In a recent study, entomologists at the University of Kentucky College of Agriculture found the majority of bed bugs in the United States appear to have developed genetic mutations, making them resistant to pyrethroids.

| January 22, 2010

Editor’s note: The University of Kentucky College of Agriculture submitted the following press release about a new study the university conducted regarding bed bug resistance to pyrethroids. The majority of the funding for this study was provided by Bayer Environmental Science.

In a recent study, entomologists at the University of Kentucky College of Agriculture found the majority of bed bugs in the United States appear to have developed genetic mutations, making them resistant to the most commonly used insecticides called pyrethroids.

While there are many different types of pyrethroids, UK researchers have found once a bug is resistant to one, they are likely resistant to others in the same category.

Their findings will be published in an upcoming issue of the Archives of Insect Physiology and Biochemistry.

Fang Zhu, a post-doctoral fellow at UK along with fellow UK entomologists Mike Potter, Ken Haynes and Reddy Palli and several students, analyzed 110 bed bug populations from across the United States and found 88 percent of them had one or two genetic mutations. These mutations produce what is known as knockdown resistance, meaning the insecticide is not able to kill bed bugs.

"This study shows how widespread the problem is. It really brings home that this isn't just an isolated incident," Palli said.

Scientists in other countries have also found pyrethroid resistance in bed bugs on a smaller scale, so the resistance could be worldwide.

Potter said one of the reasons for the resistance could be that the bed bugs were previously exposed to pyrethroids before coming to the United States. Pyrethroids are used to combat many different insects and are used in mosquito bed nets to combat malaria.

Another possibility is the bugs developed resistance in the 1940s and 1950s when DDT was used for bed bug defense. Bugs that are resistant to DDT have the same target-site resistance as pyrethroids, Haynes said.
Currently, no insecticide or non-chemical practice alone is 100 percent effective in eliminating bed bugs.

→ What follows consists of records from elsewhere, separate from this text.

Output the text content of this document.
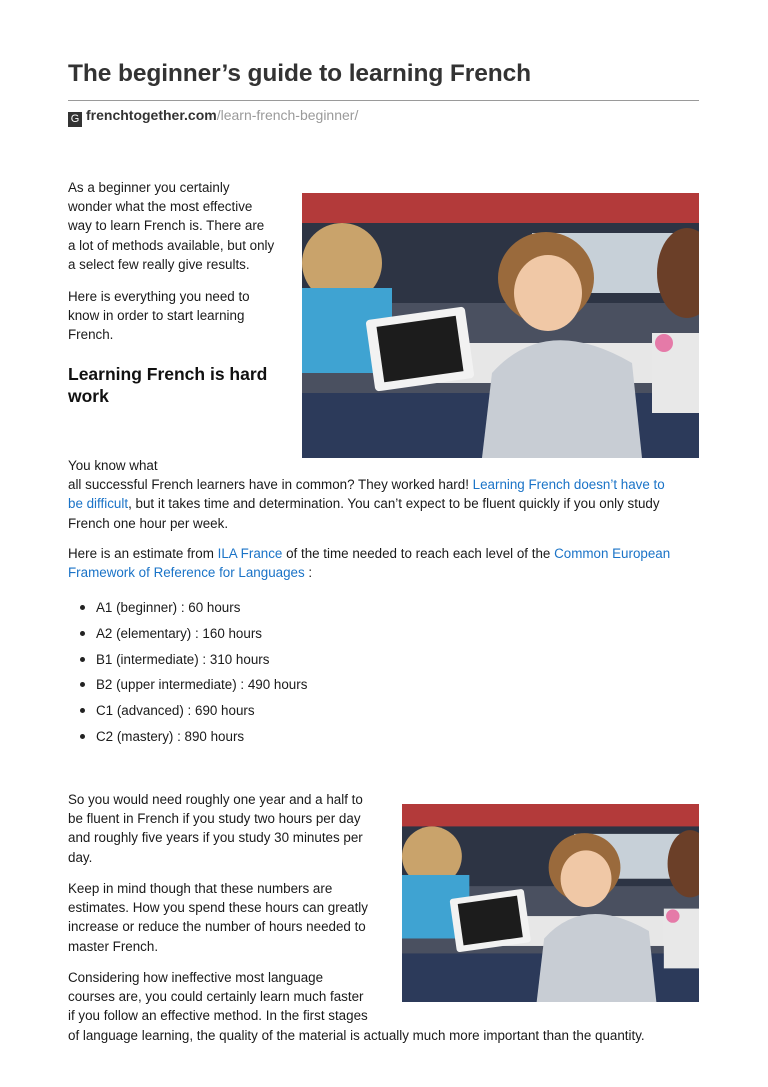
The beginner’s guide to learning French
G frenchtogether.com/learn-french-beginner/
As a beginner you certainly
wonder what the most effective
way to learn French is. There are
a lot of methods available, but only
a select few really give results.
Here is everything you need to
know in order to start learning
French.
Learning French is hard
work
You know what
all successful French learners have in common? They worked hard! Learning French doesn’t have to
be difficult, but it takes time and determination. You can’t expect to be fluent quickly if you only study
French one hour per week.
Here is an estimate from ILA France of the time needed to reach each level of the Common European
Framework of Reference for Languages :
A1 (beginner) : 60 hours
A2 (elementary) : 160 hours
B1 (intermediate) : 310 hours
B2 (upper intermediate) : 490 hours
C1 (advanced) : 690 hours
C2 (mastery) : 890 hours
So you would need roughly one year and a half to
be fluent in French if you study two hours per day
and roughly five years if you study 30 minutes per
day.
Keep in mind though that these numbers are
estimates. How you spend these hours can greatly
increase or reduce the number of hours needed to
master French.
Considering how ineffective most language
courses are, you could certainly learn much faster
if you follow an effective method. In the first stages
of language learning, the quality of the material is actually much more important than the quantity.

"We need alternative insecticides to fight this bug," Potter said, "Unfortunately today's products are not as effective as ones we had previously. Non-chemical measures are important but are seldom completely effective and can be laborious and expensive. History has taught us insecticides are a crucial part of the bed bug solution."
Data from this study will help pest management professionals make future decisions.

"The methods and primers developed by this group could be used to tell pest control professionals whether or not pyrethroids work on certain bed bugs by looking for these genetic mutations in the bugs' DNA," Palli said. "If it's a target-site mutation, like the majority of these, spraying probably would be ineffective, but if it has another type of resistance, we could possibly add synergists to the current insecticide to help fight them."